そのうち「イカ王」という精力剤が効くことに気づく

しかし「イカ王」が手に入りにくくなる(向精神薬が入っていることがわかり、輸入されなくなる)

被告、ネットで買うことを思いつく

「ハローびやく」というサイトから「イカ王」を購入する

それが関税に引っかかる

被告、向精神薬が含まれているとしらず、担当者ともめる

訴えられる

 

という事でした

 

つまり嫁をイワしたかっただけ

「うわあ、これ無実だ」

と聞いていて思いました。

愛する嫁をひーひーイワしたかっただけなのです。

それが悪いタイミングでいろいろつながり、国家を相手にケンカをしなくてはいけなくなったのです。

 

悪いタイミング

・「媚薬です」というのが恥ずかしくて、関税の担当者に「違法ドラッグだろ!」と間違われる

・「ハローびやく」のサイトに「麻薬」の記述はない

・たまたまそのサイトが中国からの輸入業者だけであって、別に知りあいでもなんでもない

・通関で止まっている郵便物を「再発送しろ」と焦らせた(そうすることで、過去無事に届いたことがある)

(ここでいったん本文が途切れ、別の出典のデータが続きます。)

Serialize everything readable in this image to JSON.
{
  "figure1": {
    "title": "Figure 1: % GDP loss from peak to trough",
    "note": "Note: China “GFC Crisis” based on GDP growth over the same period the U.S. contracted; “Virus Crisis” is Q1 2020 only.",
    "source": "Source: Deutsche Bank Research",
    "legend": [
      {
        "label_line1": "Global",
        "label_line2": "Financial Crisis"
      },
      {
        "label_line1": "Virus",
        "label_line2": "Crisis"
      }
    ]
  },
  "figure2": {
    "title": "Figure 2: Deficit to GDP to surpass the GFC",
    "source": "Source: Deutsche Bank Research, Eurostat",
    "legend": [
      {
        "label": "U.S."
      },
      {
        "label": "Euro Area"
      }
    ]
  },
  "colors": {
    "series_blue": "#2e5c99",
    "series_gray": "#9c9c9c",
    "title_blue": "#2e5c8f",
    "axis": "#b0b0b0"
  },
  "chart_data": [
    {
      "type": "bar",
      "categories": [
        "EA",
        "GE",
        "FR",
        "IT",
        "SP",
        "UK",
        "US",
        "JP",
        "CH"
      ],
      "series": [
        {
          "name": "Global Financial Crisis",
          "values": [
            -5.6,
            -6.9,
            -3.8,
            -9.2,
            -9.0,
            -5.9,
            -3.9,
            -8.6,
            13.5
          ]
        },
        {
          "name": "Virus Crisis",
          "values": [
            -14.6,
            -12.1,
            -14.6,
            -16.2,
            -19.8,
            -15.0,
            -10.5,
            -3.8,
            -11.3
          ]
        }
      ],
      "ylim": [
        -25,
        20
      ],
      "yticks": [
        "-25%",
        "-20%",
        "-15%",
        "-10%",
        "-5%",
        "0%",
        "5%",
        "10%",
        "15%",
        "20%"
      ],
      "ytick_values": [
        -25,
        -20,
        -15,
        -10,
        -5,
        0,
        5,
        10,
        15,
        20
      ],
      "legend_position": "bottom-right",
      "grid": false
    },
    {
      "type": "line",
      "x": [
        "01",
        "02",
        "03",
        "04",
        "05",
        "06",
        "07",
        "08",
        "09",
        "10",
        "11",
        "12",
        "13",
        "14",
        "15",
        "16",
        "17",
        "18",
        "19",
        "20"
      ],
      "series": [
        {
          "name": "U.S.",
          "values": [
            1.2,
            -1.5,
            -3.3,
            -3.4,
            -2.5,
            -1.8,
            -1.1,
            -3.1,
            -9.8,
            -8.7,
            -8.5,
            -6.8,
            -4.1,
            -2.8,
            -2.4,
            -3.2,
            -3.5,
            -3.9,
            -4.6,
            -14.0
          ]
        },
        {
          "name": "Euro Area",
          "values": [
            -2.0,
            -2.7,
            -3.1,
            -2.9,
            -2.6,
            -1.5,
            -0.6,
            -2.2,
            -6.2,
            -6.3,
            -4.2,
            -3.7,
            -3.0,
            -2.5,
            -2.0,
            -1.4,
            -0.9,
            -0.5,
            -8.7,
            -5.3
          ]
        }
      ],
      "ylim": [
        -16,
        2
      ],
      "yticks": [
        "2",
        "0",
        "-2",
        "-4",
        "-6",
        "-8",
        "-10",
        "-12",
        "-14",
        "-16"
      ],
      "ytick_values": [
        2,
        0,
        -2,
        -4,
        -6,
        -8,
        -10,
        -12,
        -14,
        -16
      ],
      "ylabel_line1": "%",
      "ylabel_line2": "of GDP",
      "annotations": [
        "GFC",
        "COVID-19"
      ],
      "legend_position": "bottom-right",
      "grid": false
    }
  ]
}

・マトリに「麻薬が入ってるの知ってるだろ!」と押され、気の弱い被告はつい認めちゃう

 

被告の過去

 

被告は美深生まれで、ずっと旋盤工をして暮らしていた男性です。

妻と子供2人がいて、子供が成人した後でも警備の仕事をする働き者なのです。

細身ですが体幹の強そうな体をしているのは、ずっとがんばって働いてきたからでしょう。

妻を愛していて、セックスは妻としたいようです「こっそり妻に媚薬をもったことも」あるらしいです。

「むしろそっちが問題じゃね?」と思いました。それぐらい被告は善良な男に見えたのです(午前中には20年不倫していた男の裁判を見ていたのでなおさらでした)。

とても共謀して中国から麻薬を密輸するようには見えません、第一国際郵便で自分の住所あてに送っているのです。

どこの世界に自分の住所に麻薬を密輸するマフィアがいるでしょうか?

ただ被告はマイサンを起立させたかっただけなのです。

それを愛する嫁にインサートしたかっただけなのに、なぜか国家とケンカするハメになってしまいました。

私は「がんばれ被告!」と初めて被告側の応援をすることにしました。

無罪を争うこの裁判は全4回の予定で、次回は9月25日、事件の発端になった関税の職員が証人に呼ばれるようです。

 

※※※

 

この裁判は日本一周(2週目)ライダーのトトロと行きました。

途中「ハローびやく」とか「イカ王」とかパワフルな言葉がでてきて、被告には悪いのですが笑いそうになりました。

それだけではありません。

この裁判にはなぜか「傍聴ツアー」の人たちも来ていて、紳士淑女が10人以上やってきていました。

さらには二人ほど記者っぽい人もいました、やはり刑事裁判で無実を争うって相当でしょう。

これだけ注目を集めた裁判の原因が「媚薬を輸入していると知られるのが恥ずかしかったから」というものなのが、また「人生ってヒニクだな」と思わざるをえません。